Kompositorische Probleme? „Vor allem weg von den statischen Klangflächen, weg vom Cluster! Lontano war da das letzte Werk. Ich strebe immer mehr die Verästelung des Klanges an, den .kaputtgehenden Mechanismus' als kompositorische Basis. Die Harmonik wird gegenüber früheren Stücken aufgehellt. Im .reihe'-Stück interessieren mich zum Beispiel vor allem polyphone Netzstrukturen. Der harmonische Ablauf ist da exakt vorbestimmt, die verschieden sich entwickelnden Stimmen hängen an bestimmten Stellen durch gewisse Intervalle zusammen, das heißt, das Stück wird vor allem vertikal geregelt sein.“ Allerdings muß Ligeti sich hier der Zwölftontem-peratur bedienen, da Streicher und Bläser nicht gleichmäßig zu „verstimmen“ sind. Überdies arbeitet er an seiner Oper „Kyl-wiria“ für Stockholm, die zumindest im Libretto fertig konzipiert vorliegt.

Mit internationalen Aufträgen ist er jedenfalls bis 1974 halbwegs ausgebucht: „Zu meiner ersten Orgeletüde komponiere ich eine zweite für den Steirischen Herbst. Für 1971 entsteht ein Orchesterwerk für Nürnberg, dann ein Werk für Kiel und eines für die Berliner Philharmoniker.“ Mehr in Gedanken befaßt er sich auch mit Fernsehstücken, die mediumgerecht komponiert werden: Stockholm und Jack Bornoff vom Internationalen Musilkrat der UNESCO haben sozusagen Optionsrechte; mit dem WDR und Professor Wilfried Scheib vom ORF hat Ligeti darüber gesprochen.

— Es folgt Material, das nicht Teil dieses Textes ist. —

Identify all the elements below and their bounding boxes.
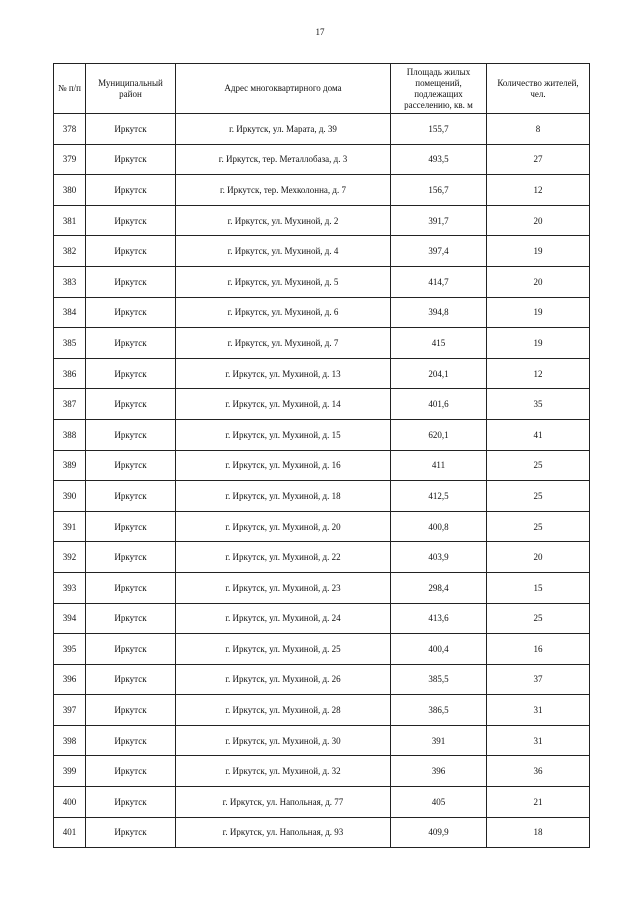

Für das eine Stück denkt er dabei an Piranesis „Carceri“, deren ruinöse, beklemmende Mauervisionen in ihrer Modernität als Assoziationsvorlage dienen. Als zweites Stück plant er ein Ballett für Körperteile. Im großen und ganzen werden seine Werke in Europa bereits ständig gespielt: „Das Requiem in dieser und der nächsten Saison in Stuttgart, Luzern, Kopenhagen, Stockholm, Wien, das Cellokonzert, von Siegfried Palm in den USA, in Japan, ferner gemeinsam mit anderen Werken in Holland, die Ramifications in Luzern, unter Paul Sacher in Basel.“ Und zu guter Letzt: Der Grazer Musikverein hat eben angefragt, ob Ligeti mit der Ehrenmitgliedschaft einverstanden ist. „Und ob!...“ Nur fürs Wiener Konzerthaus möchte er doch lieber bei der Sperrung seiner Werke bleiben. Außerdem: Im Musikverein nimmt man sich bereits ■ seines Stücks „Lontano“ an, das unter Carl Melles im Februar 1970 geplant ist.